Check Hard drive for bad sectors or bad blocks in linux

7 Responses

  1. David Wood says:

    don’t you need to make sure the blocks are not allocated to a file or swap etc?

  2. Bernardo Verda says:

    Don’t modern harddrives already have all this already — as built in functionality?

    (access via smartctl)

    $ apropos smartctl
    smartctl (8) – Control and Monitor Utility for SMART Disks

  3. Виктор says:

    From time to time, it is a good practice to check your hard drive for errors using Windows CHKDSK or Check Disk.

  4. deco says:

    This has given me an idea of creating this script

    for disc in `fdisk -l | grep ‘^/’ | awk ‘{ print $1 }’`; do
    badblocks -v $disc > “$target”
    tam=$(du -k “$target” | cut -f 1)
    if [ $tam -eq $minsize ]; then
    echo “no badblocks on $disc”
    echo “badblock(s) found(s) on $disc”

  5. cipher says:

    You don’t need to run badblocks first. That’s a waste of time. Just use the e2fsck executable to run it for you with the -c option…

    # sudo e2fsck -c /dev/sdb

    This lets you avoid creating an unnecessary file, especially when you’re booting to an optical drive and don’t want to write to the hard drive you’re testing.

  6. Stoat says:


    The ONLY reason you should ever create a bad blocks table is to send commands to the drivbe to tell it to repair the sectors

    ATA and scsi drives are supposed to map out bad blocks. You can force the issue by wirting 0x00 to the sector (or use hdparm–repair-sector)

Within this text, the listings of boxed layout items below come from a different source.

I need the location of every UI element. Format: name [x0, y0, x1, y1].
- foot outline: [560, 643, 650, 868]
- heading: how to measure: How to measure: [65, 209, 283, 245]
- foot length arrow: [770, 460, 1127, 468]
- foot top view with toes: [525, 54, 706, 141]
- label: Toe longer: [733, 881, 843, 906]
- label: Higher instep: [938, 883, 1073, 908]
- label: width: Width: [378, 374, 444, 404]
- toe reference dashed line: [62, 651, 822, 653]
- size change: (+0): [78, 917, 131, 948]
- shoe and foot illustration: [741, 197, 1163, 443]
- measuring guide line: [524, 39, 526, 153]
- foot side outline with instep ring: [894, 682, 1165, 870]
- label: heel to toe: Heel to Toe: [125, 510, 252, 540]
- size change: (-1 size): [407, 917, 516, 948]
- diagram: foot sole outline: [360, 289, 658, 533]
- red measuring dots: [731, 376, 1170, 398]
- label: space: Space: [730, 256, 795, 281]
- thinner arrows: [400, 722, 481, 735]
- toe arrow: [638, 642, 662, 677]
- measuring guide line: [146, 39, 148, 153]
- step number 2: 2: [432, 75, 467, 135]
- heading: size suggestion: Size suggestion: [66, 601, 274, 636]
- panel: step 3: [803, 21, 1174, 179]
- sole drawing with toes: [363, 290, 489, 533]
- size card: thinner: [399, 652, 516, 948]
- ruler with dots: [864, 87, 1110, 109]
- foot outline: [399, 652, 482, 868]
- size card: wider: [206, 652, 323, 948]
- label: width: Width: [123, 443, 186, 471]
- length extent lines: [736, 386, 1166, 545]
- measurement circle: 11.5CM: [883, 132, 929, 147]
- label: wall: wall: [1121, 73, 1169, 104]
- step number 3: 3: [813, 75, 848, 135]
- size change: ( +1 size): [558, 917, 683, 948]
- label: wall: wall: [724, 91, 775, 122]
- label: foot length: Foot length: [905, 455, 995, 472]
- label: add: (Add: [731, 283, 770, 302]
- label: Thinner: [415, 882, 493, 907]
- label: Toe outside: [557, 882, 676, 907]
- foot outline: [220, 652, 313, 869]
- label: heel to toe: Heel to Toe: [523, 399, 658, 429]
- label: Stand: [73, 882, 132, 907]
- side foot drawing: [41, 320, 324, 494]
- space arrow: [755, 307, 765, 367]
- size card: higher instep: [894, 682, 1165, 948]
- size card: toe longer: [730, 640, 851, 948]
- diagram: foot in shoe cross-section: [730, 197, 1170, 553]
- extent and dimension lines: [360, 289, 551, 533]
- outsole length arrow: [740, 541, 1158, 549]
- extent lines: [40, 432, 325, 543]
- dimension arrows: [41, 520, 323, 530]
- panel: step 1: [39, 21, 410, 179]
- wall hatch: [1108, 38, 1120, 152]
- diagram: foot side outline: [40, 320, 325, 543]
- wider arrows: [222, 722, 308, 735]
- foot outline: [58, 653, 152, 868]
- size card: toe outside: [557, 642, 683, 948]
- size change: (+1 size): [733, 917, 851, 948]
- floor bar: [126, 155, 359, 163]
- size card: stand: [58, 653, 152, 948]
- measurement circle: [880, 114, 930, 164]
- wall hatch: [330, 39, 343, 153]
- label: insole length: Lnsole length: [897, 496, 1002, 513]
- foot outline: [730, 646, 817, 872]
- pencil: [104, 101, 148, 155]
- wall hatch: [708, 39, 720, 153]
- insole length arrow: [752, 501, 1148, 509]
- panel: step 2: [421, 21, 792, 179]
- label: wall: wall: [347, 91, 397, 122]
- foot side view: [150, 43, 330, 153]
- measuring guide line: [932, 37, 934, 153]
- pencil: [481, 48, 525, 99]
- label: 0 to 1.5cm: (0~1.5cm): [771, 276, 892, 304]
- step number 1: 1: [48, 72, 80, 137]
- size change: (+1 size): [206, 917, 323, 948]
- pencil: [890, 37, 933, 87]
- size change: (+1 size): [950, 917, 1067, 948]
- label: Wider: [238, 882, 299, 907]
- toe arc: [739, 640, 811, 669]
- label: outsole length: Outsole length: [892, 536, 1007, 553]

    Take note of smartctl -A /dev/drive returns – in particular the bad sector (mapped out sectors) and pending sectors (probably bad but not mapped out) values – if the bad sector normalised value (not the raw value) is below the threshold then you need to replace the drive – NOW.

    If you have large numbers of pending bad sectors then you’ll need to identify them and write zeros to them to allow the drive to fix or map them out (perfectly sectors can get marked as pending due to vibration issues, amongst other things).

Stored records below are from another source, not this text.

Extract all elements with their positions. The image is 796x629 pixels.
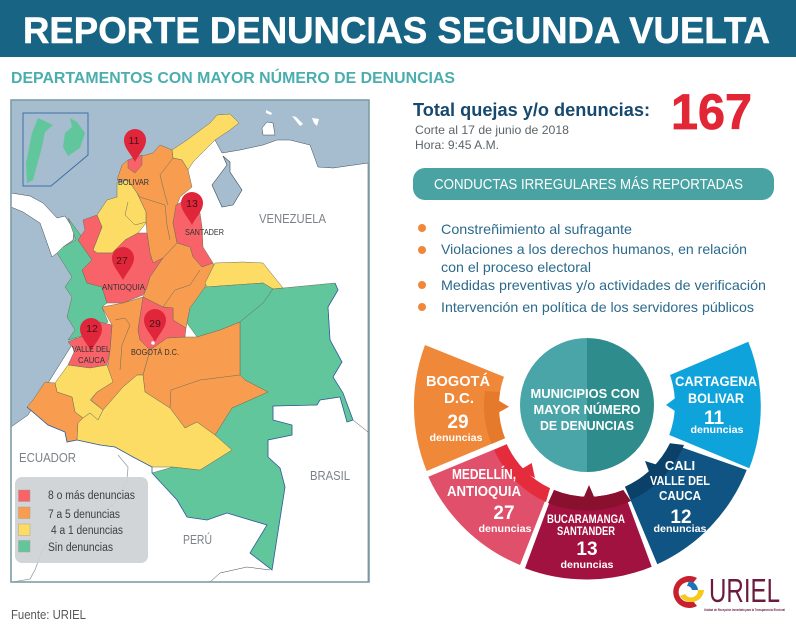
segment: Bogotá: denuncias <box>430 432 483 444</box>
segment: Bogotá <box>414 345 509 471</box>
segment: Bucaramanga: denuncias <box>560 559 614 571</box>
segment: Bogotá: D.C. <box>444 390 474 407</box>
map labels: BRASIL <box>310 468 350 483</box>
map labels: ECUADOR <box>19 450 76 465</box>
cut-off date text: Hora: 9:45 A.M. <box>415 138 499 152</box>
segment: Bogotá: 29 <box>447 412 469 433</box>
segment: Bogotá: BOGOTÁ <box>426 373 490 390</box>
total number 167: 167 <box>671 84 752 140</box>
map pin: Antioquia 27: 27 <box>116 255 128 267</box>
segment: Cali: 12 <box>670 507 692 528</box>
segment: Medellín: denuncias <box>478 523 532 535</box>
legend: 4 a 1 denuncias <box>51 525 123 537</box>
map pin: Bolívar 11: 11 <box>129 135 140 147</box>
bullet list: Constreñimiento al sufragante <box>441 221 632 237</box>
segment: Cartagena <box>666 342 761 468</box>
segment: Bucaramanga: BUCARAMANGA <box>547 514 625 526</box>
source note: Fuente: URIEL <box>11 607 86 622</box>
header pill: irregular conduct: CONDUCTAS IRREGULARES MÁS REPORTADAS <box>434 176 743 193</box>
map pin: Bogotá 29: 29 <box>149 318 161 330</box>
segment: Cali: denuncias <box>654 523 707 535</box>
center circle: municipalities heading: MAYOR NÚMERO <box>534 402 641 417</box>
cut-off date text: Corte al 17 de junio de 2018 <box>415 123 569 137</box>
segment: Medellín <box>428 444 550 565</box>
segment: Cartagena: 11 <box>704 408 724 429</box>
map pin: Bolívar 11 <box>124 129 146 162</box>
center circle: municipalities heading: DE DENUNCIAS <box>540 419 634 433</box>
department regions <box>27 114 353 570</box>
center circle: municipalities heading <box>520 338 654 472</box>
map pin: Valle del Cauca 12: 12 <box>86 323 98 335</box>
title banner <box>0 0 796 57</box>
map pin: Bogotá 29 <box>144 309 166 345</box>
legend <box>15 477 148 563</box>
map labels <box>19 177 350 547</box>
map labels: BOLIVAR <box>118 177 149 187</box>
map labels: CAUCA <box>78 355 105 365</box>
map labels: ANTIOQUIA <box>102 282 145 292</box>
bullet list: Violaciones a los derechos humanos, en relación <box>441 241 747 257</box>
cut-off date text <box>415 123 569 152</box>
segment: Bucaramanga <box>525 485 652 580</box>
map labels: SANTADER <box>185 227 224 237</box>
logo: URIEL <box>673 572 785 612</box>
map labels: VENEZUELA <box>259 211 326 226</box>
map pin: Valle del Cauca 12 <box>80 318 102 351</box>
bullet list <box>418 221 766 315</box>
legend: 7 a 5 denuncias <box>48 509 120 521</box>
bullet list: con el proceso electoral <box>441 259 591 275</box>
segment: Cali: CALI <box>665 458 695 473</box>
segment: Cartagena: CARTAGENA <box>675 374 757 389</box>
map pin: Antioquia 27 <box>112 247 134 280</box>
total complaints heading: Total quejas y/o denuncias: <box>413 100 650 120</box>
header pill: irregular conduct <box>413 168 774 200</box>
segment: Medellín: MEDELLÍN, <box>452 466 516 483</box>
map labels: BOGOTÁ D.C. <box>131 347 179 357</box>
bullet list: Medidas preventivas y/o actividades de verificación <box>441 277 766 293</box>
segment: Cali: VALLE DEL <box>650 473 710 488</box>
map labels: VALLE DEL <box>72 344 110 354</box>
map pin: Santander 13: 13 <box>186 198 198 210</box>
subtitle: departments heading: DEPARTAMENTOS CON MAYOR NÚMERO DE DENUNCIAS <box>11 68 455 87</box>
segment: Bucaramanga: 13 <box>576 539 598 560</box>
segment: Cartagena: BOLIVAR <box>688 391 744 406</box>
bullet list: Intervención en política de los servidores públicos <box>441 299 754 315</box>
map labels: PERÚ <box>183 532 212 547</box>
legend: 8 o más denuncias <box>48 490 135 502</box>
map pin: Santander 13 <box>181 192 203 225</box>
segment: Medellín: ANTIOQUIA <box>447 484 521 500</box>
panel: map of Colombia <box>11 100 369 582</box>
inset: San Andrés islands <box>23 113 88 186</box>
segment: Cali <box>625 443 747 564</box>
legend: Sin denuncias <box>48 542 113 554</box>
center circle: municipalities heading: MUNICIPIOS CON <box>530 387 640 401</box>
segment: Cali: CAUCA <box>659 488 702 503</box>
segment: Bucaramanga: SANTANDER <box>557 526 616 538</box>
segment: Medellín: 27 <box>493 503 515 524</box>
segment: Cartagena: denuncias <box>690 424 744 436</box>
title banner: REPORTE DENUNCIAS SEGUNDA VUELTA <box>23 10 770 51</box>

    Badblocks -svn will do this (unmount the partition first!), or if the partition is trashable/part of a raidset, hdparm –repair-sector and then rescan/reformat afterwards.

    If bad sectors are not being mapped out then the drive needs to be replaced immediately. It’s probably out of spares (you’ll see this with smartctl -A) or about to fail.

  7. techhead says:

    What command just to report sectors or drive health.
    Using an old pata drive that has not been used in some time to run Linux
    peppermint 64x.
    From my experience with windows os’s and smart, one bad sector can trash
    a program or even the entire drive.